I’ve been wondering if Patrick Og is rolling in his grave…
Living in a relative bagpiping wasteland, and not having access to decent in-person instruction, online lessons using Skype have allowed me to get first-class tuition with a top teacher and player (Bruce Gandy). Many of the more computer-literate teachers now offer lessons over the Web, and from where I sit here in Boise, Idaho, it’s a great thing despite the wild departure from the MacCrimmon school of yore.
This virtual schooling has some obvious drawbacks, though: with student and instructor remote from one another, it is impossible to get tactile feedback on bagpipe setup. In my case, as a relatively new player, this is the biggest lack in the Skype format since Bruce can’t test my setup himself and see if the struggles I’m having are purely my own or if my equipment could be optimized to make it more of a musical instrument and less of a grueling workout. Bandwidth is another potential issue: Skype requires high-speed Internet to pass the sound and images cleanly between teacher and student. Add to this the cost of a decent external microphone (see below), and scheduling issues caused by radical time zone differences, and online lessons can be challenging.
But the rewards are clearly more than worth it, at least for this student. The New York Times recently did a story about online music lessons (in which they highlighted a doctor studying the GHB), the gist of which was that it has led to a sort of renaissance in people learning to play instruments. For me, and others I know who use this method, the greatest benefit is having a highly skilled instructor listen carefully to our performances and offer detailed constructive criticism. The other very helpful element in this virtual tuition environment is file transfer: if I’m trying to learn a new piobaireachd, Bruce can send me, during our Skype lesson, a variety of recordings and settings of the piece so that I have a helpful reference to refer to between lessons. Similarly, I can email him a recording of my progress on the tune, which we can listen to during the lesson, with Bruce providing feedback throughout.
I’ve been a woodwind musician for over 40 years, with a fairly extensive classical and jazz education.
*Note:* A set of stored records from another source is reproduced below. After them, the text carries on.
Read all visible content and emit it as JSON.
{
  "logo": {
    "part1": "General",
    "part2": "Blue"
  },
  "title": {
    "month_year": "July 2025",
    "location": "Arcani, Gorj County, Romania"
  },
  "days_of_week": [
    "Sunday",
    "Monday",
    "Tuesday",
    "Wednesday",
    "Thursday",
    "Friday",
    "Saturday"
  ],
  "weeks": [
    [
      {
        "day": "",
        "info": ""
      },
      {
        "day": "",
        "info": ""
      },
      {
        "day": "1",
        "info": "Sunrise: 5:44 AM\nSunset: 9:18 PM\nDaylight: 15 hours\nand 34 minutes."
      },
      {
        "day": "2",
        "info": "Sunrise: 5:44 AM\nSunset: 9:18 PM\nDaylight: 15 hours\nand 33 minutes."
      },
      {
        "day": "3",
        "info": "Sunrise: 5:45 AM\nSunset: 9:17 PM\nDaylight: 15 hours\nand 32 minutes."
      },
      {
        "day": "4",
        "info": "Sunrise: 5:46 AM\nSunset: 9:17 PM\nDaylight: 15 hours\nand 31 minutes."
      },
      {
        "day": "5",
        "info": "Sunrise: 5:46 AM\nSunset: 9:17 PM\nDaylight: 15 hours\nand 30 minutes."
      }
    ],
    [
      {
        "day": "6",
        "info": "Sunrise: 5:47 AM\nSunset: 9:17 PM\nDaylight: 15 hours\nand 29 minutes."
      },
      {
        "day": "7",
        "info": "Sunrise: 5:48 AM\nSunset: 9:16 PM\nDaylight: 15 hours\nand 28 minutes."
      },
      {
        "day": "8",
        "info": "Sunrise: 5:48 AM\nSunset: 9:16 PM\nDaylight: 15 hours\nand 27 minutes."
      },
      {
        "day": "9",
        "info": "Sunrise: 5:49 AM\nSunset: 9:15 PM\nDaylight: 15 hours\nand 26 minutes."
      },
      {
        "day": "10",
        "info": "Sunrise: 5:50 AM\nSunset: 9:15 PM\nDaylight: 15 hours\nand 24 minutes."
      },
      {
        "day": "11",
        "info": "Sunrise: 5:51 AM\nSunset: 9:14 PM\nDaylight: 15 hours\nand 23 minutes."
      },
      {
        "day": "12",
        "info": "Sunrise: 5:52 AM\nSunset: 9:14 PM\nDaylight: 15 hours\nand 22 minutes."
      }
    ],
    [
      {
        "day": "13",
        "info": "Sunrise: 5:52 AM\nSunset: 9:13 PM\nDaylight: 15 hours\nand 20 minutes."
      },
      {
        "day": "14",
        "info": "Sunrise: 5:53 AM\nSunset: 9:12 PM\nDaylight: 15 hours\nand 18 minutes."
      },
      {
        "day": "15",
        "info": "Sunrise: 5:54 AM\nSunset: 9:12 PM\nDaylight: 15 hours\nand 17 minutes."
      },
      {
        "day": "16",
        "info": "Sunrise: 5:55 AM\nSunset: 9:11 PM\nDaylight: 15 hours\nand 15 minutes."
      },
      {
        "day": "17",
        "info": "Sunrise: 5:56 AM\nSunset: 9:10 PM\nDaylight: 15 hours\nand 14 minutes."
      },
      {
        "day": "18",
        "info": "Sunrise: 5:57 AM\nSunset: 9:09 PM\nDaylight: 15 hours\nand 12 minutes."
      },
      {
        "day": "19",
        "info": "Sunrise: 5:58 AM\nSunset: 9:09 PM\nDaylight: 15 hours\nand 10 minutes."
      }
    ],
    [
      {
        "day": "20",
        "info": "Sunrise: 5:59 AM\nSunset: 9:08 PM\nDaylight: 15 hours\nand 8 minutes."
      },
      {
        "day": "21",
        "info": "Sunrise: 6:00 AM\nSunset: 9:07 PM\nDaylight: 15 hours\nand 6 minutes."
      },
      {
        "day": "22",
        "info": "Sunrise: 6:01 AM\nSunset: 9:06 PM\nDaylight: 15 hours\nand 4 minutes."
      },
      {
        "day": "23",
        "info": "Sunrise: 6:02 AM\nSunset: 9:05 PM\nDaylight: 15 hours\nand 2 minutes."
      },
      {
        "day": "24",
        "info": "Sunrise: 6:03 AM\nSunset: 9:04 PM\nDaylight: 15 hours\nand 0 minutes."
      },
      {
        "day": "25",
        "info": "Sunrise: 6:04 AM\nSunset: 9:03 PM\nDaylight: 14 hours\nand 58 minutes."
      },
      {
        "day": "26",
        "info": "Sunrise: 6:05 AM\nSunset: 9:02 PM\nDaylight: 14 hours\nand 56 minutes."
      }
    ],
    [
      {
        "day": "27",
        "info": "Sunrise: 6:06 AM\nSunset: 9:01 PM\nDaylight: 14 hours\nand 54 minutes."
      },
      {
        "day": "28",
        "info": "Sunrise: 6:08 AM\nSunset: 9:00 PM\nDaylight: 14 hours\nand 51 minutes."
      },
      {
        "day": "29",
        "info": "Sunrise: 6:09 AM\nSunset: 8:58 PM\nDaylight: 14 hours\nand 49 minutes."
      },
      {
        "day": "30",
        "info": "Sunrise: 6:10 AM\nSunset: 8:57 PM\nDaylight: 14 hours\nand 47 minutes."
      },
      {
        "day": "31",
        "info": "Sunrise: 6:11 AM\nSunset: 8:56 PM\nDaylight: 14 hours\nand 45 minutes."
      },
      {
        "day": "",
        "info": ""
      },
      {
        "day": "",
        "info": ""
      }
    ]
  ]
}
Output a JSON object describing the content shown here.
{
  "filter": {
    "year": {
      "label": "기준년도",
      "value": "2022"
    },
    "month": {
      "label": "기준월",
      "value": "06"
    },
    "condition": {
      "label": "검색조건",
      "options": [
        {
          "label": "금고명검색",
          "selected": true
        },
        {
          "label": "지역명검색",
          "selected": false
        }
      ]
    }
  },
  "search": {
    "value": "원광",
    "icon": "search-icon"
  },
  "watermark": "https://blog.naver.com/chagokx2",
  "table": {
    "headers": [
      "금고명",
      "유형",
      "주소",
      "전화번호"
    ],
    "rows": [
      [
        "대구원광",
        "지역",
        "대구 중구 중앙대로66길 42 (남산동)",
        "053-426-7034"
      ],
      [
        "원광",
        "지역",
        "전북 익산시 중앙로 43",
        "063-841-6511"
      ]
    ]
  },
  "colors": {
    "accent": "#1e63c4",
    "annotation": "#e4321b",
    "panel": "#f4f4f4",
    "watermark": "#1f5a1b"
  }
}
Starting on the pipes about four years ago, my progress prior to Skypeing with Bruce Gandy had been sporadic and often frustrating. With my musical background I was able to advance quickly to a certain level, but the unique difficulties of GHB music – both ceol beag and ceol mor – pretty much stopped me in my tracks. I was treading water in a turbulent sea of taorluaths and regularly engaging in ritual sacrifices of unsuspecting Strathspeys. With Skype lessons, the waters have calmed a bit, and the wall preventing my progress has begun to crumble (although Bruce would be a better judge of this than I!). For those without access to in-person instruction Skype has been a godsend.
- High-speed Internet connection: I have used a 12Mbps DSL connection and a 50Mbps cable connection with excellent results.
- Skype: there are other online video-conferencing applications (such as Facetime, which only works between Mac computers), but Skype is the clear leader and runs on both PCs and Macs. You can download it for free, and the connection is over the Internet so it is “free” as well (of course you have to pay for your Internet service; mine runs about $50 US per month).
- Webcam: you will need a computer with a good webcam. Many now have them built into the computer, but you can get a decent USB webcam for under $30 US and clip it right onto your monitor or laptop screen.
- Microphone: although most computers have internal microphones, adjusting the sound levels for the bagpipe can be very challenging. The instructor will want the best signal possible, so an external USB microphone is almost required. A popular choice among Skypeing bagpipe tech geek students is the Blue Yeti, at about $100 US.